I-Acromioclavicular joint:
The acromioclavicular joint is subjected to repeated microtrauma and increased stress to the subchondral bone on the distal clavicular side, predisposing to subchondral fractures and distal clavicular osteolysis (fig. 1 and 2). Acromioclavicular joint cartilage damage and accelerated osteoarthritis might follow. Radiographs help showing more advanced stages with distal clavicular cortical erosions and joint space widening. The superiority of MRI is in demonstrating early and occult abnormalities before becoming evident at X-ray. Fluid sensitive sequences show bone oedema while T1 is better at showing cortical erosions and subchondral fractures [4–7].
II-Rotator cuff:
Repeated arm lifting result in continuous friction and perhaps impingement of the rotator cuff tendons in the subacromial tunnel. Subacromial bursitis and various forms of supraspinatus tendinopathies and often tears are encountered as a result in weightlifters. Ultrasound and MRI are helpful allowing accurate evaluation of the size and extent of tears (fig. 3, 4 and 5) [8, 9].
III- Capsulo-labrum injuries:
Flexing the shoulder onto an extreme overhead position increases the risk of injury-causing shoulder instability. Different types of labrum injuries have been previously reported including SLAP tears, anterior and posterior glenohumeral instabilities with subsequent impaired function besides the persistent pain that hinders adequate training and practice. MR arthrography is helpful in delineating labral tear extent and pattern, capsulo-labrum and ligaments attachments, and cartilage integrity (fig. 5 and 6) [9–12].
IV-Pectoralis major muscle injury:
Although rare in general population, pec-tears are typically common in weightlifters and body builders (fig. 7). The muscle is fan shaped composed of three heads: clavicular, sternal and abdominal; merging into a tendon which inserts along the bicipital groove. The injury is commonly incomplete rupture of the myotendinous junction of the sternal head. A complete tear of its tendinous attachment is less common. MRI is excellent at diagnosing these injuries considering optimizing the field of view and acquisition angles to fully visualize the muscle and its tendon [13–15].
V- Biceps tendon injury:
The biceps tendon is more common to fail and rupture distally at the radial tuberosity.
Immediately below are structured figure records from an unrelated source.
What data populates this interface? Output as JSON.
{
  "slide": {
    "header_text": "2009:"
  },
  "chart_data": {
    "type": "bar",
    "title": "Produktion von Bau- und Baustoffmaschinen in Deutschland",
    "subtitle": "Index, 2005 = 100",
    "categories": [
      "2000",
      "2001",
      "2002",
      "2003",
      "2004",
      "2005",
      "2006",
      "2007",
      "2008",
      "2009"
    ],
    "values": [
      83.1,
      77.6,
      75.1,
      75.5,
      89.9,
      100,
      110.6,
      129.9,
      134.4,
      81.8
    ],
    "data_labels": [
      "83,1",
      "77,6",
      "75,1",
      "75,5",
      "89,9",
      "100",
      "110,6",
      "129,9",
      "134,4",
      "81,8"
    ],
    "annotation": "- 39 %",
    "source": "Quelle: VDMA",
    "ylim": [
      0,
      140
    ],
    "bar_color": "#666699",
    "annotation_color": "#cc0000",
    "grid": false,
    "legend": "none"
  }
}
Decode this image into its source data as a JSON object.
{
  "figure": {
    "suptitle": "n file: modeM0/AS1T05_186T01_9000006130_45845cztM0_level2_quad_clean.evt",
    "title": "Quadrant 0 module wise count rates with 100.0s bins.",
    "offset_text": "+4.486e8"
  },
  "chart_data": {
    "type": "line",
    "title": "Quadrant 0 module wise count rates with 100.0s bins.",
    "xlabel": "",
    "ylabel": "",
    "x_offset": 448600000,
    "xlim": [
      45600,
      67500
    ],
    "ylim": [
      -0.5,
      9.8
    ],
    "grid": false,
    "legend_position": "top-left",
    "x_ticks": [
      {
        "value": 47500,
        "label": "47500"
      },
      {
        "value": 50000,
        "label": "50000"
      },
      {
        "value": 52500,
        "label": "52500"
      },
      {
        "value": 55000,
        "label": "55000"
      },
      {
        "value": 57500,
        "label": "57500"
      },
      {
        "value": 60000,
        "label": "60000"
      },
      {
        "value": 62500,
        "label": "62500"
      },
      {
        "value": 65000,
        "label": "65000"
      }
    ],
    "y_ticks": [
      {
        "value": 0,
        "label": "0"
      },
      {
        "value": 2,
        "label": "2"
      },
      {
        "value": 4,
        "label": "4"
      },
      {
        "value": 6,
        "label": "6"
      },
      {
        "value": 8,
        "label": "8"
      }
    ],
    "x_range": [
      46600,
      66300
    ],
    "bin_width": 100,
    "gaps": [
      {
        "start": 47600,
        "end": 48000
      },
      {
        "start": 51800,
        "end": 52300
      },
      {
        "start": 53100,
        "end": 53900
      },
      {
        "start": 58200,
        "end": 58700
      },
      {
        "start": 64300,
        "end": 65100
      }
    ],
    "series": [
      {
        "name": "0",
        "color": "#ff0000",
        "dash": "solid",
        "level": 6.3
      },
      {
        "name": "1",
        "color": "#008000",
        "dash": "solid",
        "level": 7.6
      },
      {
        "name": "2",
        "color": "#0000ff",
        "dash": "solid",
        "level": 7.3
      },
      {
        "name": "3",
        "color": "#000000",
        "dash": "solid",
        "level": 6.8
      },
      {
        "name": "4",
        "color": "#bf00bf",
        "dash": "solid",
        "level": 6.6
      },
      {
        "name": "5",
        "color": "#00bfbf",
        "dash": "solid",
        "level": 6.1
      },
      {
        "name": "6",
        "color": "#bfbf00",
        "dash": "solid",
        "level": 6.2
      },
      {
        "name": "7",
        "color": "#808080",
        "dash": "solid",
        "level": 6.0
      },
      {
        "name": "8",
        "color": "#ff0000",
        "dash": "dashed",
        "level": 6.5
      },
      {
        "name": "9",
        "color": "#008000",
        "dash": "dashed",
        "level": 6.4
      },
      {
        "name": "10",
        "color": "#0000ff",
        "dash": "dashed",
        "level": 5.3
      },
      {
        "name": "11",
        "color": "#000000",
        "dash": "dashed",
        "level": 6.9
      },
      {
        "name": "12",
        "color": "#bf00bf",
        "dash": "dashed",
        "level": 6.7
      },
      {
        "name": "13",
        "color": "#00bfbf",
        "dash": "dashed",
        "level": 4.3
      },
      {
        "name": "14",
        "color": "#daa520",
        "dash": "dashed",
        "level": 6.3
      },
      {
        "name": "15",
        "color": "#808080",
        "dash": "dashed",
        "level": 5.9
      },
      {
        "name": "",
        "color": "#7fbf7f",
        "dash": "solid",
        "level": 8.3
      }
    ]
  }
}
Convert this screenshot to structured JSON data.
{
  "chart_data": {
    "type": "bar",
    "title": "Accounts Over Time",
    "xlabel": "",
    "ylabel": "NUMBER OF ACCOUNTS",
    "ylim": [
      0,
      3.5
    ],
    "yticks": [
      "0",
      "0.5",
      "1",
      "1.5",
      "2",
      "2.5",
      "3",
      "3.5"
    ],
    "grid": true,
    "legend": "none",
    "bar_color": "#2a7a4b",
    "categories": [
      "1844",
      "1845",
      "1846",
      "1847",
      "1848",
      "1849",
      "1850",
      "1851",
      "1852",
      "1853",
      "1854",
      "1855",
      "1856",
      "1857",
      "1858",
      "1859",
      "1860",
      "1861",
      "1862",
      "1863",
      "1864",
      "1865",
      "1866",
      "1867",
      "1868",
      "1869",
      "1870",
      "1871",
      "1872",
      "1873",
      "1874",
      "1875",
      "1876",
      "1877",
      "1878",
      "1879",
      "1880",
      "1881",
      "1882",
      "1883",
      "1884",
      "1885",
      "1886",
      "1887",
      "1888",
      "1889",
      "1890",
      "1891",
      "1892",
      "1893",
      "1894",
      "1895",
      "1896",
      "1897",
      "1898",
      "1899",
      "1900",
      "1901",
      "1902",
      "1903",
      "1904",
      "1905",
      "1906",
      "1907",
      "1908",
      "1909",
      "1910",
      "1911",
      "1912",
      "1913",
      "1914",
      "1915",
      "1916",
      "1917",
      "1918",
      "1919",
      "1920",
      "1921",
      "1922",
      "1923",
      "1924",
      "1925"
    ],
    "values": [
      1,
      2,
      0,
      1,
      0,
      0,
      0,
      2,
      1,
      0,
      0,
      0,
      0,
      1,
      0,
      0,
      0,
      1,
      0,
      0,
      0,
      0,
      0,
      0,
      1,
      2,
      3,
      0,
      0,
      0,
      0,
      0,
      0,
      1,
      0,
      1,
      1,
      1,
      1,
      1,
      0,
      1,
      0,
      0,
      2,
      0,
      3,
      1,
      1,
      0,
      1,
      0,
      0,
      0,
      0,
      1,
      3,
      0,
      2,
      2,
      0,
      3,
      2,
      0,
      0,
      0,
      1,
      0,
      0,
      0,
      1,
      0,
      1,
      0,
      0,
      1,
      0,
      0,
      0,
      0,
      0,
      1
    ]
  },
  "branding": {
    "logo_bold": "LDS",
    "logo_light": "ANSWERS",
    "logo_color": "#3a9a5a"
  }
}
Proximal rupture of the long head tendon has also been reported (fig. 8 and 9). Both ultrasound and MRI are helpful in determining biceps rupture, whether partial or complete, tendon retraction, the presence of hematoma, myotendinous junction and muscle belly and importantly assessment of associated injuries likel rotator cuff tendon or labrum tears [16, 17].
VI- Scapulo-thoracic joint:
In active athletes, continuous sliding movement of the scapula over the rib cage result in soft tissues irritation at the scapulothoracic space that might manifest as bursitis (fig. 9). Subsequent audible or palpable click might be encountered in what is described as snapping scapula syndrome. The latter also includes various underlying anatomical and mechanical etiologies encompassing variations in the anatomy of the scapula bone, periscapular muscles dyskinesia and space occupying lesions [18].